Das Modell der ehemaligen Synagoge Drensteinfurt

In der ehemaligen Synagoge Drensteinfurt, einer Gedenkstätte, wird neben wenigen historischen Fotografien und Büchern auch ein Modell 1:50 der Synagoge verwahrt und gezeigt. 20 Schülerinnen und Schüler der damaligen Städtischen Realschule Drensteinfurt haben es im Schuljahr 2008/2009 gefertigt. Ihre Namen sind auf einer außen aufgeklebten Edelstahlplatte festgehalten.

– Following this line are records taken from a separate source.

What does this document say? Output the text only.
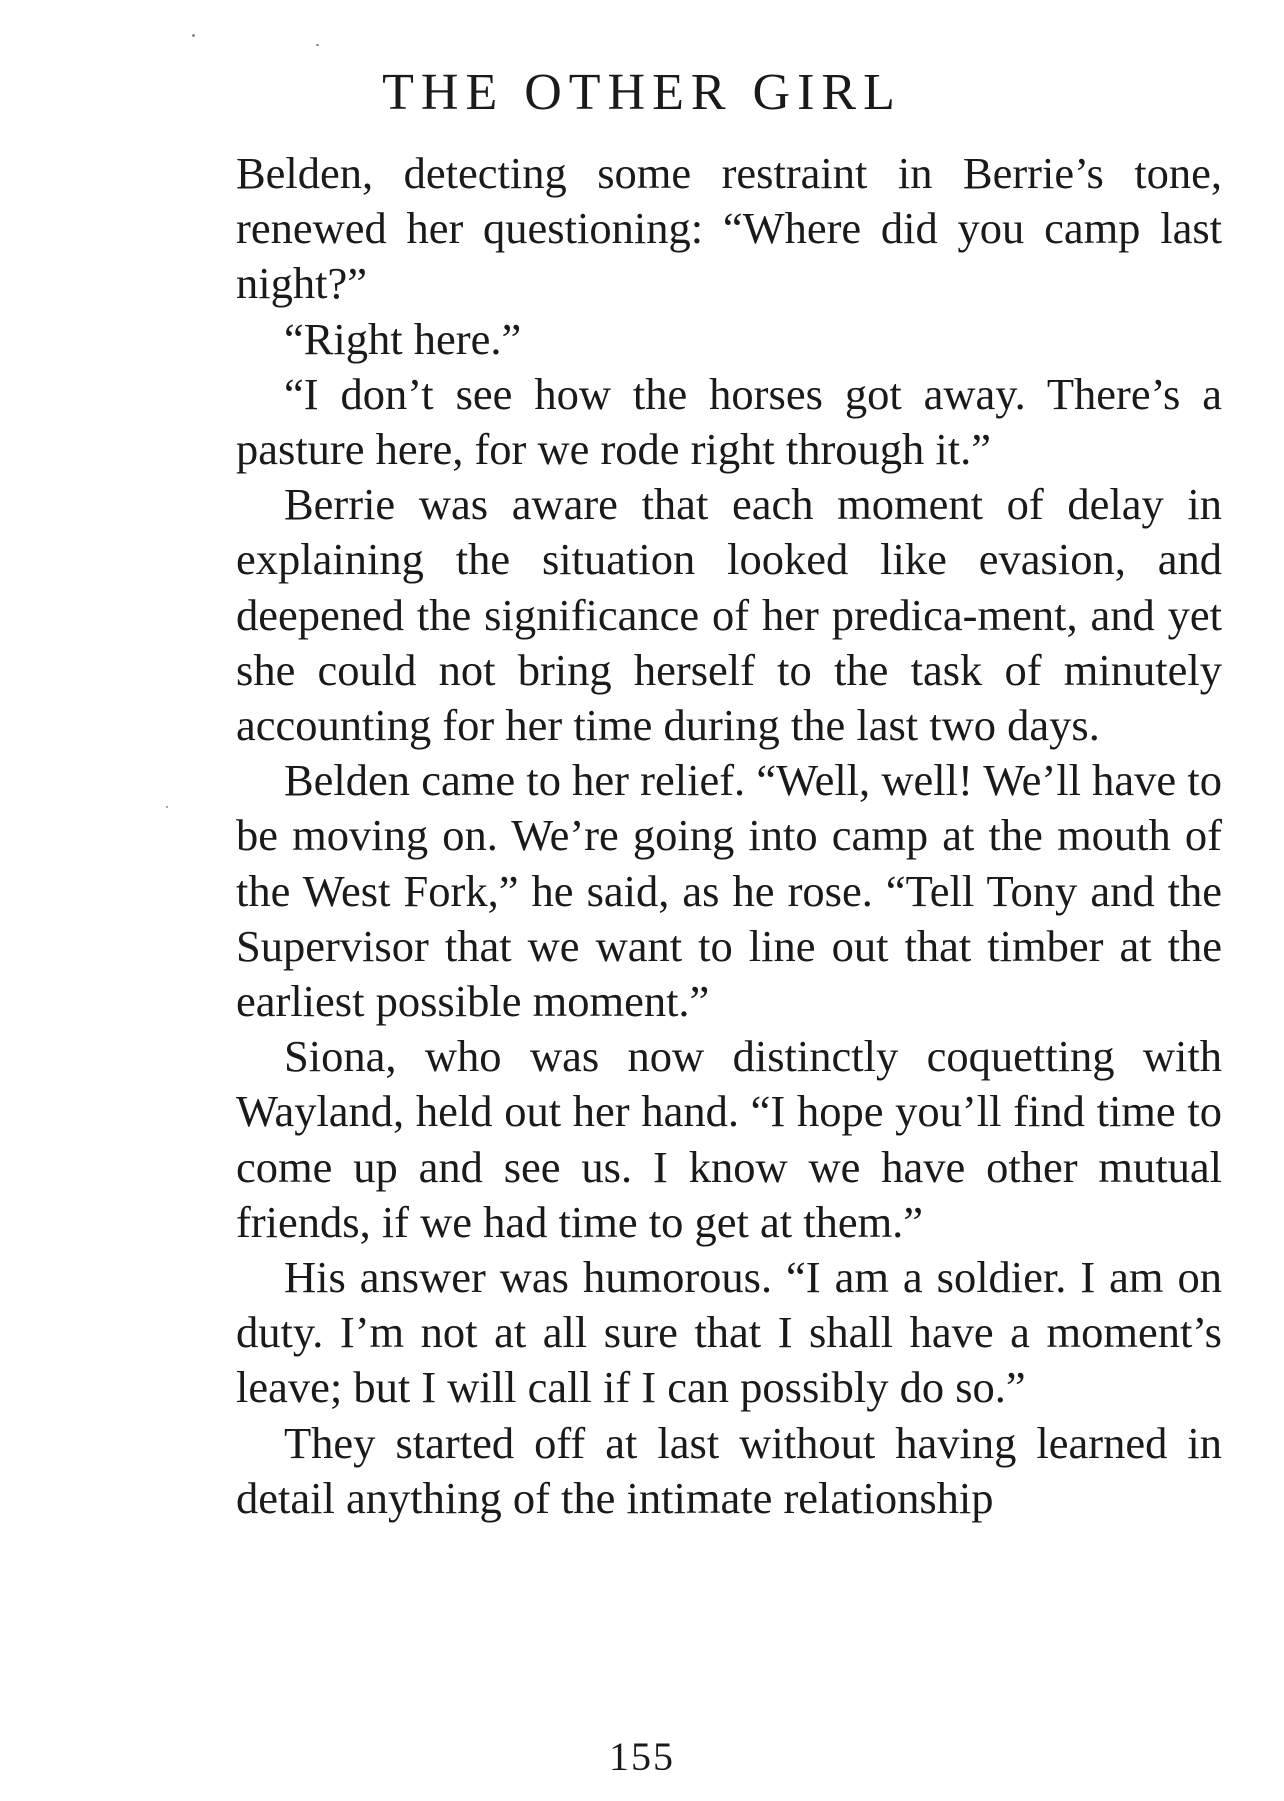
THE OTHER GIRL

Belden, detecting some restraint in Berrie’s tone, renewed her questioning: “Where did you camp last night?”

“Right here.”

“I don’t see how the horses got away. There’s a pasture here, for we rode right through it.”

Berrie was aware that each moment of delay in explaining the situation looked like evasion, and deepened the significance of her predica-ment, and yet she could not bring herself to the task of minutely accounting for her time during the last two days.

Belden came to her relief. “Well, well! We’ll have to be moving on. We’re going into camp at the mouth of the West Fork,” he said, as he rose. “Tell Tony and the Supervisor that we want to line out that timber at the earliest possible moment.”

Siona, who was now distinctly coquetting with Wayland, held out her hand. “I hope you’ll find time to come up and see us. I know we have other mutual friends, if we had time to get at them.”

His answer was humorous. “I am a soldier. I am on duty. I’m not at all sure that I shall have a moment’s leave; but I will call if I can possibly do so.”

They started off at last without having learned in detail anything of the intimate relationship

155
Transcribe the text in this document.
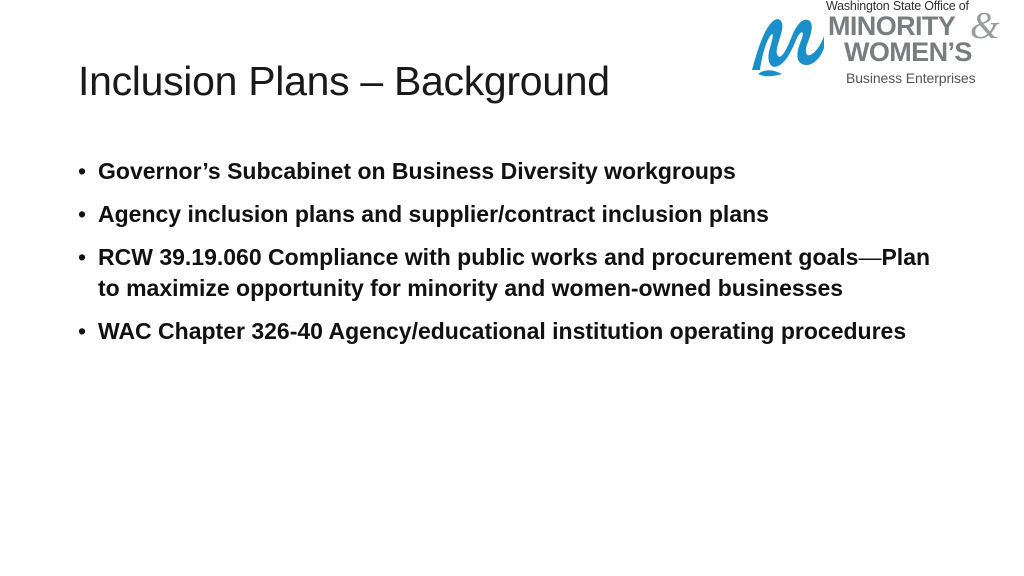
Washington State Office of
MINORITY &
WOMEN’S
Business Enterprises
Inclusion Plans – Background
• Governor’s Subcabinet on Business Diversity workgroups
• Agency inclusion plans and supplier/contract inclusion plans
• RCW 39.19.060 Compliance with public works and procurement goals—Plan to maximize opportunity for minority and women-owned businesses
• WAC Chapter 326-40 Agency/educational institution operating procedures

Es ist eine Holzarbeit in Sperrholz und Vollholz. Der dargestellte Synagogenraum hat eine Bodenplatte sowie vier Wände, jedoch keine Decke. Man kann das Modell also von oben betrachten, man könnte jedoch auch durch die Türöffnung und Fensteröffnungen hineinsehen. Über der Tür ist ein Oberlicht in vier halbkreisförmig angeordneten offenen Segmenten erkennbar.

Das wesentliche bis heute vorhandene Gestaltungselement in dem kleinen und kargen Raum ist die Frauenempore. Sie wird über eine vielstufige, den Viertelkreis beschreibende Holztreppe bestiegen. Das Modell hat hier oben eine Sitzbank, unten hat es drei Sitzbänke. An der Brüstung der Empore zum Synagogenraum hin lässt sich eine Kassettenstruktur als Reliefierung ausmachen. An der Stirnwand befindet sich ein hoher Thoraschrein zur Aufbewahrung der Thorarollen. Die dargestellte Szene zeigt eine Person als Vorbeter mit ausgebreiteten Armen vor einem Lesepult mit aufliegender Thorarolle. Auf einem Seitentisch unter dem Fenster zur Straße liegt ein großes geschlossenes Buch.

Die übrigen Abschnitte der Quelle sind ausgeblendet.